When creating a new local post, generate a reference first, then create both your application model and the appropriate context models.
from activitypub.models import Domain, Reference, ObjectContext
from myapp.models import Post
# Generate URI for the new post
domain = Domain.get_default()
ref = ObjectContext.generate_reference(domain)
# Create the AS2 context
obj = ObjectContext.make(
reference=ref,
type=ObjectContext.Types.ARTICLE,
name="Understanding References",
content="<p>This is the post body...</p>",
published=timezone.now()
)
# Create your application model
post = Post.objects.create(
reference=ref,
author=request.user
)
The reference links everything together. The context model handles federation. Your application model handles your specific business logic.
Custom Vocabularies
Applications that work with specialized object types create their own context models by extending AbstractContextModel. Each context model handles only its specific fields without overlapping with other contexts. The should_handle_reference method discriminates by object type and application identity.
from rdflib import Namespace
from activitypub.models import AbstractContextModel
from activitypub.contexts import AS2, LEMMY, SCHEMA, LEMMY_CONTEXT
from django.db import models
class LemmyCommunityContext(AbstractContextModel):
"""Handles Lemmy-specific fields for Lemmy Community objects."""
CONTEXT = LEMMY_CONTEXT # Required for proper serialization
LINKED_DATA_FIELDS = {
# Only Lemmy-specific fields (AS2 fields handled by other contexts)
'stickied': LEMMY.stickied,
'locked': LEMMY.locked,
'posting_restricted_to_mods': LEMMY.postingRestrictedToMods,
# Schema.org fields not covered by other contexts
'language': SCHEMA.inLanguage,
}
# Only fields specific to this context
stickied = models.BooleanField(default=False)

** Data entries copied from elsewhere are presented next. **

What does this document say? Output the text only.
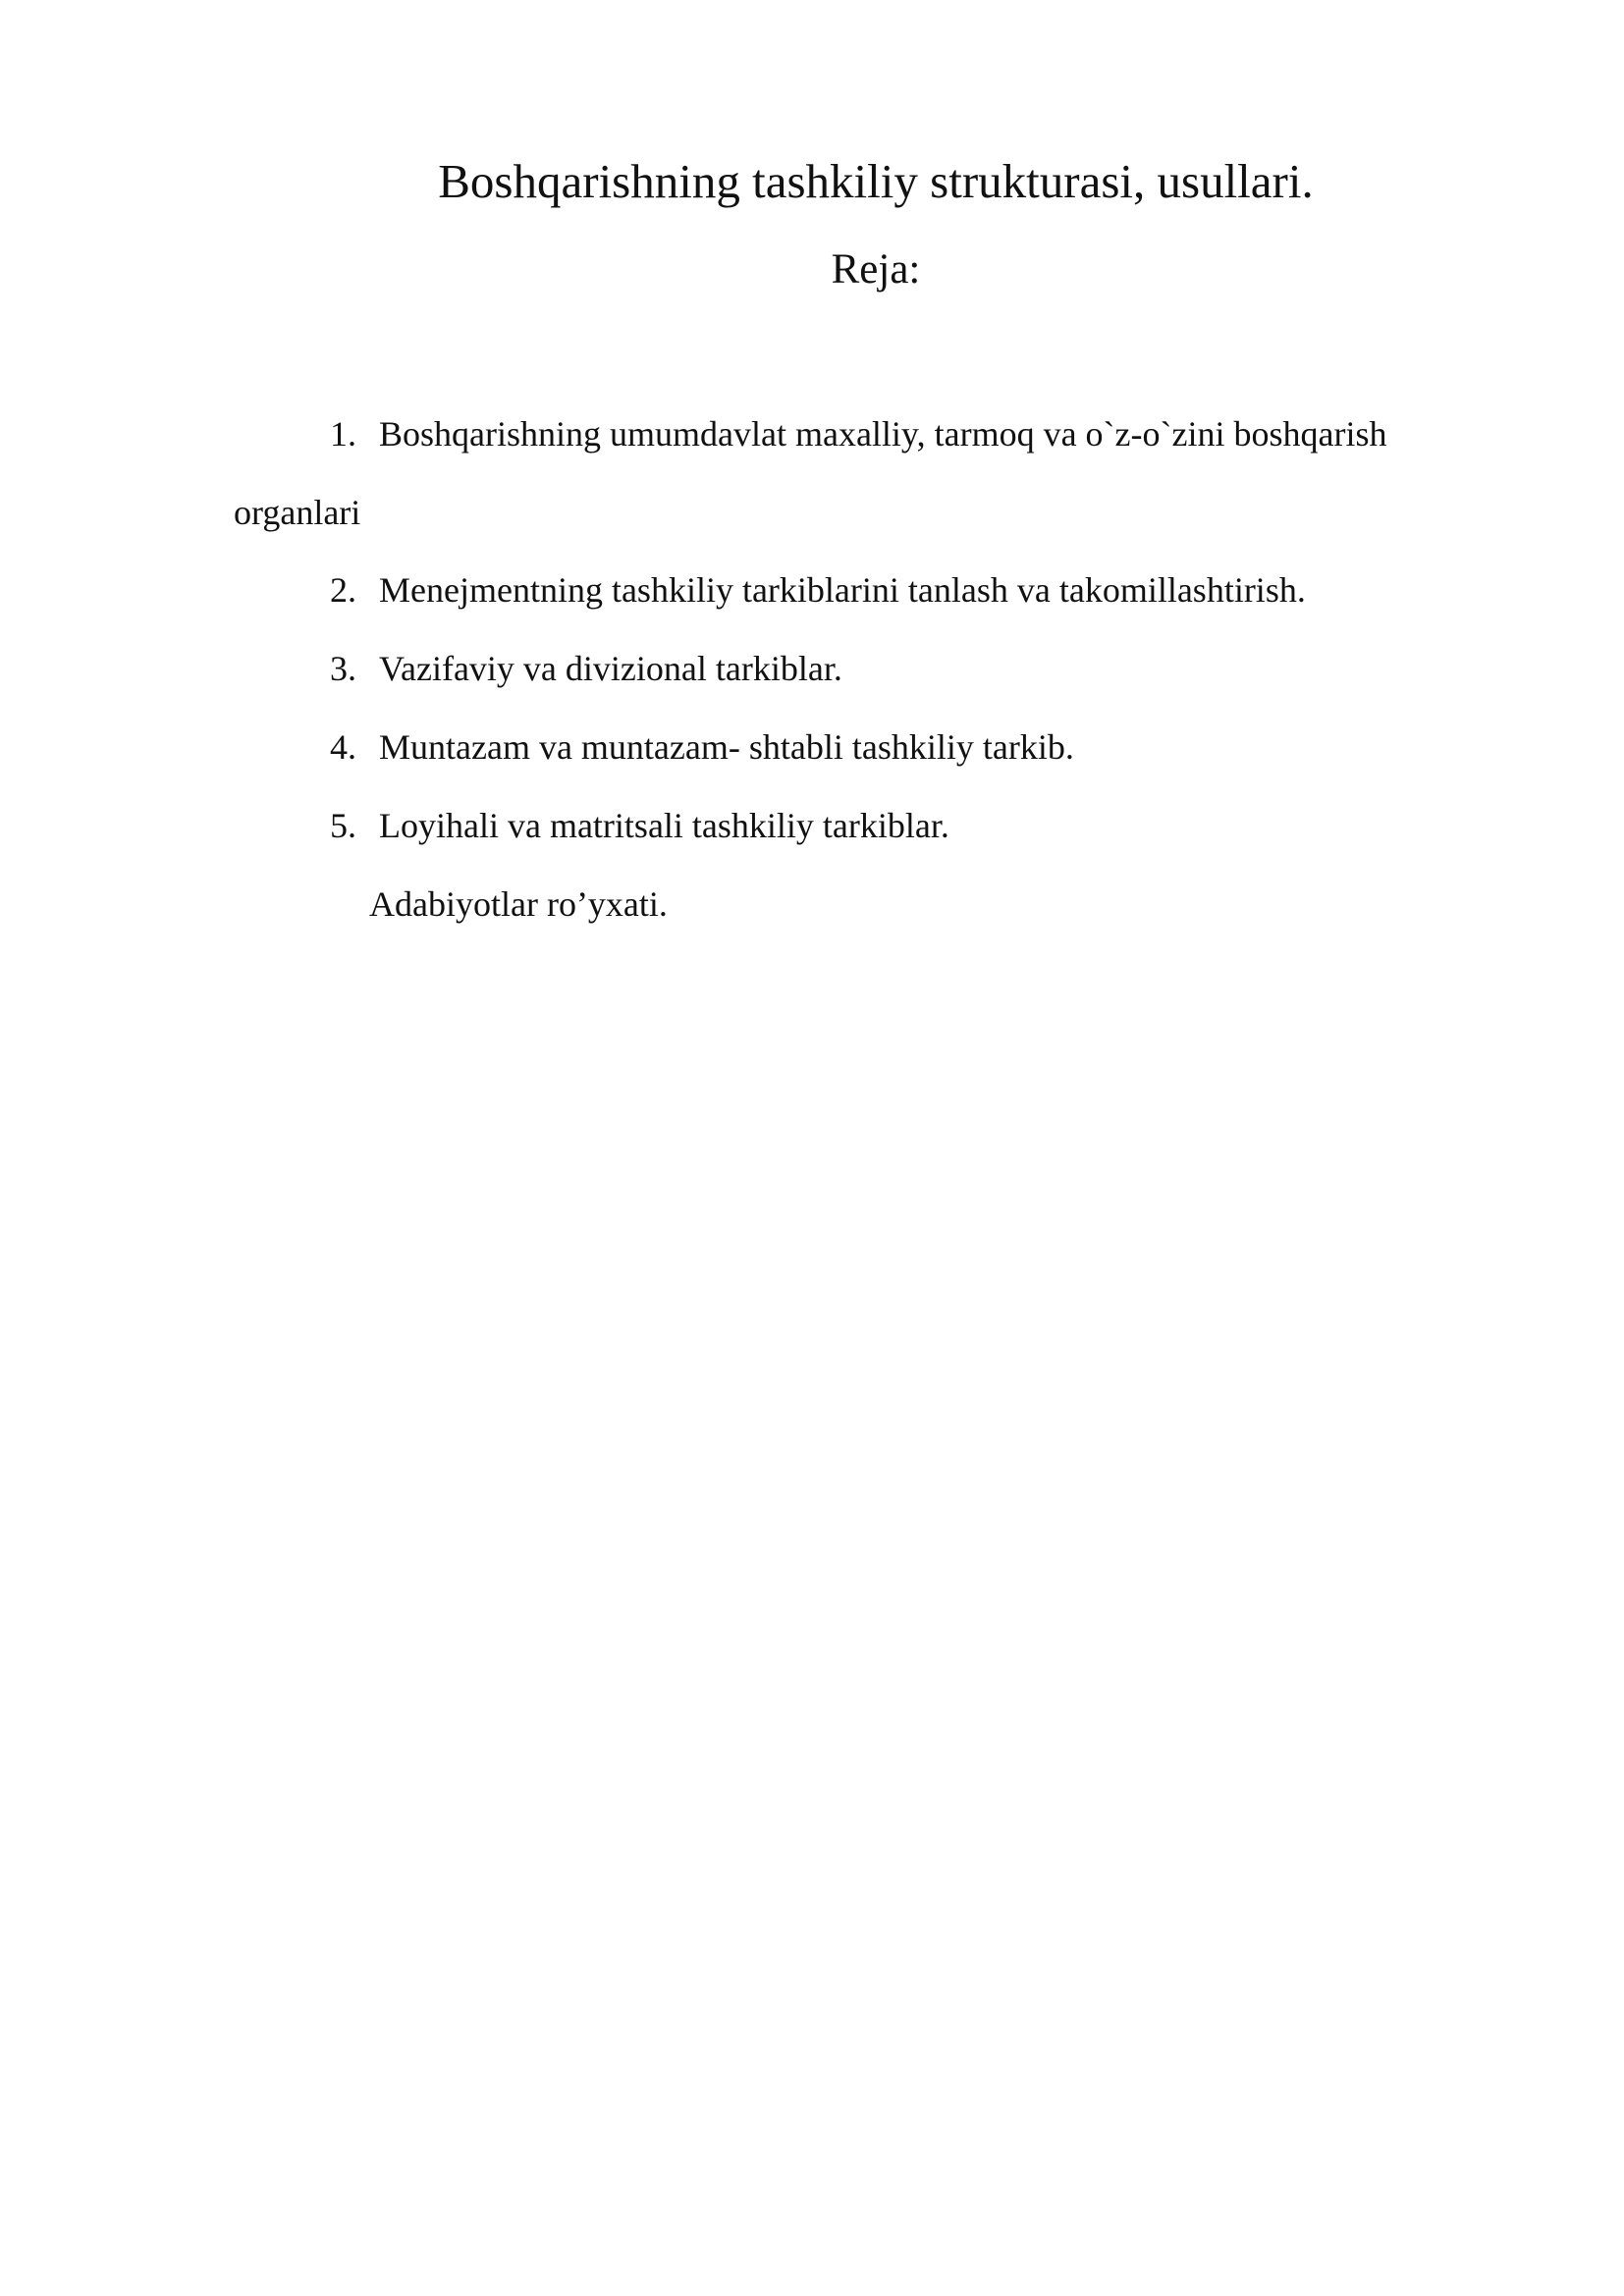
Boshqarishning tashkiliy strukturasi, usullari.
Reja:
1. Boshqarishning umumdavlat maxalliy, tarmoq va o`z-o`zini boshqarish
organlari
2. Menejmentning tashkiliy tarkiblarini tanlash va takomillashtirish.
3. Vazifaviy va divizional tarkiblar.
4. Muntazam va muntazam- shtabli tashkiliy tarkib.
5. Loyihali va matritsali tashkiliy tarkiblar.
Adabiyotlar ro’yxati.
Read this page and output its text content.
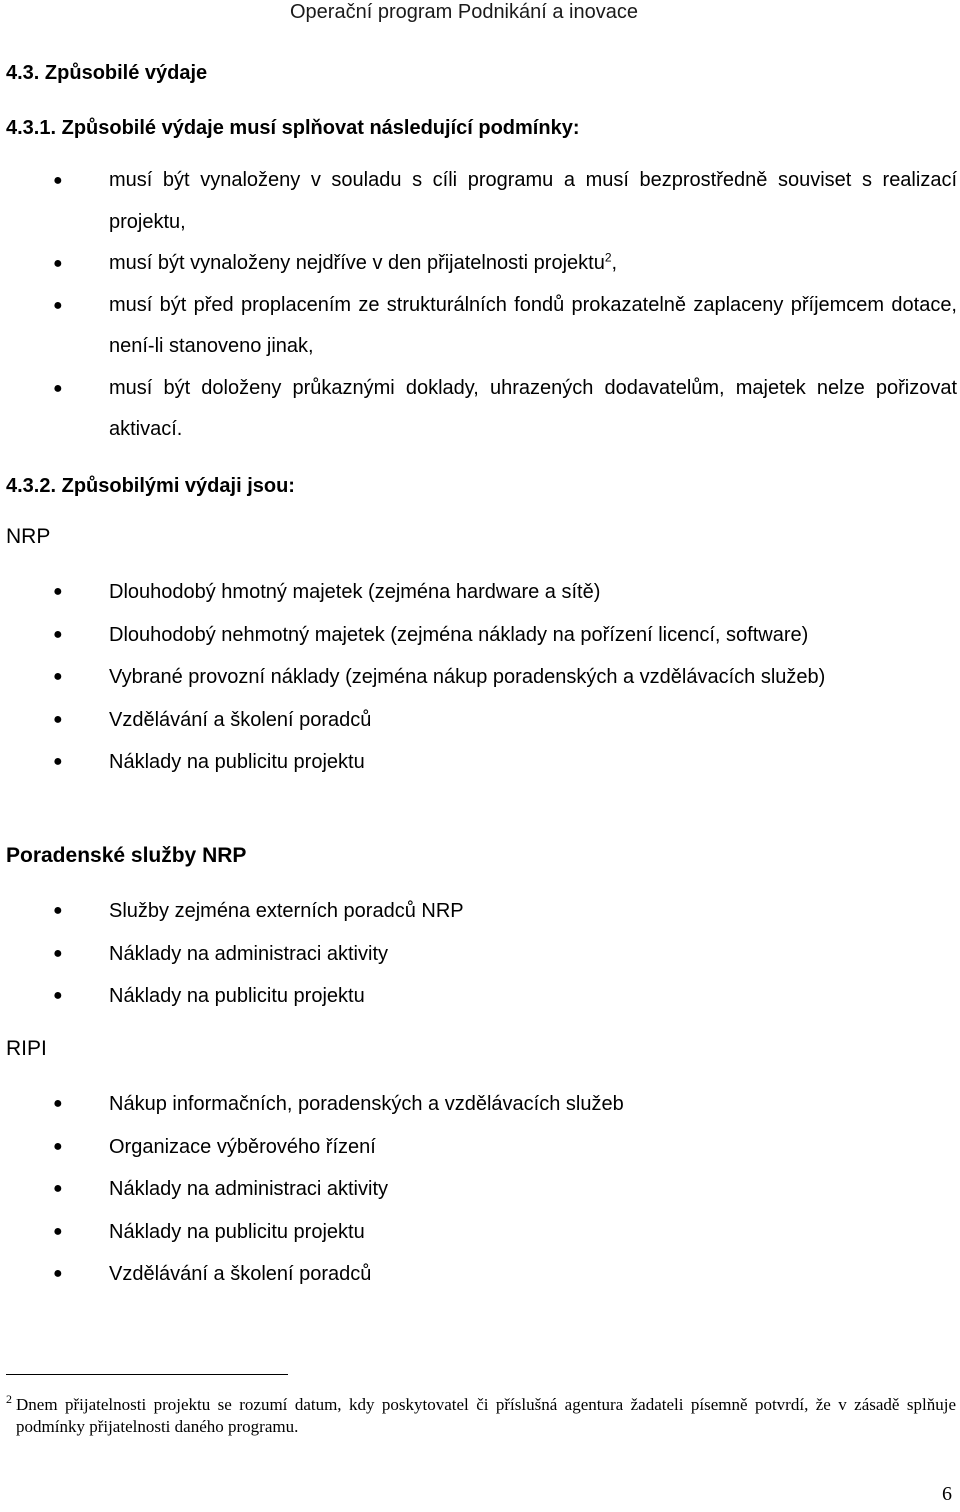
Operační program Podnikání a inovace
4.3. Způsobilé výdaje
4.3.1. Způsobilé výdaje musí splňovat následující podmínky:
● musí být vynaloženy v souladu s cíli programu a musí bezprostředně souviset s realizací projektu,
● musí být vynaloženy nejdříve v den přijatelnosti projektu$^2$,
● musí být před proplacením ze strukturálních fondů prokazatelně zaplaceny příjemcem dotace, není-li stanoveno jinak,
● musí být doloženy průkaznými doklady, uhrazených dodavatelům, majetek nelze pořizovat aktivací.
4.3.2. Způsobilými výdaji jsou:
NRP
● Dlouhodobý hmotný majetek (zejména hardware a sítě)
● Dlouhodobý nehmotný majetek (zejména náklady na pořízení licencí, software)
● Vybrané provozní náklady (zejména nákup poradenských a vzdělávacích služeb)
● Vzdělávání a školení poradců
● Náklady na publicitu projektu
Poradenské služby NRP
● Služby zejména externích poradců NRP
● Náklady na administraci aktivity
● Náklady na publicitu projektu
RIPI
● Nákup informačních, poradenských a vzdělávacích služeb
● Organizace výběrového řízení
● Náklady na administraci aktivity
● Náklady na publicitu projektu
● Vzdělávání a školení poradců
2 Dnem přijatelnosti projektu se rozumí datum, kdy poskytovatel či příslušná agentura žadateli písemně potvrdí, že v zásadě splňuje podmínky přijatelnosti daného programu.
6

locked = models.BooleanField(default=False)
posting_restricted_to_mods = models.BooleanField(default=False)
language = models.CharField(max_length=10, null=True, blank=True)
@classmethod
def should_handle_reference(cls, g, reference):
"""Check if this is a Lemmy Community by type + Lemmy-specific properties."""
subject_uri = rdflib.URIRef(reference.uri)
# Must be a Group type (handled by AS2 context)
type_val = g.value(subject=subject_uri, predicate=AS2.type)
if type_val != AS2.Group:
return False
# Must have Lemmy-specific properties to confirm it's from Lemmy
lemmy_fields = (
g.value(subject=subject_uri, predicate=LEMMY.stickied) or
g.value(subject=subject_uri, predicate=LEMMY.postingRestrictedToMods) or
g.value(subject=subject_uri, predicate=LEMMY.locked)
)
return lemmy_fields is not None
Register custom context models in settings to have them automatically process incoming documents:
FEDERATION = {
'EXTRA_CONTEXT_MODELS': [
'myapp.models.LemmyContext',
],
}
This extensibility lets you adapt the toolkit to any vocabulary without modifying its core. As the Fediverse evolves and platforms add new extensions, your application can incorporate those extensions by adding new context models.
Design Principles
The reference-context architecture embodies several key principles:
Separation of concerns. Graph navigation happens at the reference layer. Vocabulary-specific operations happen at the context layer. Your application logic happens in your models.
Performance. Parse the RDF graph once, then work with relational data. Avoid graph operations during normal application flow.
Extensibility. New vocabularies add new context models without affecting existing ones. Multiple contexts coexist on the same reference.
Explicit resolution. You control when to fetch remote data. References can exist without resolved data until you need it.
These principles guide how you build applications on the toolkit. Think in terms of references when navigating the graph. Think in terms of contexts when working with specific vocabularies. Think in terms of Django models when implementing your application logic.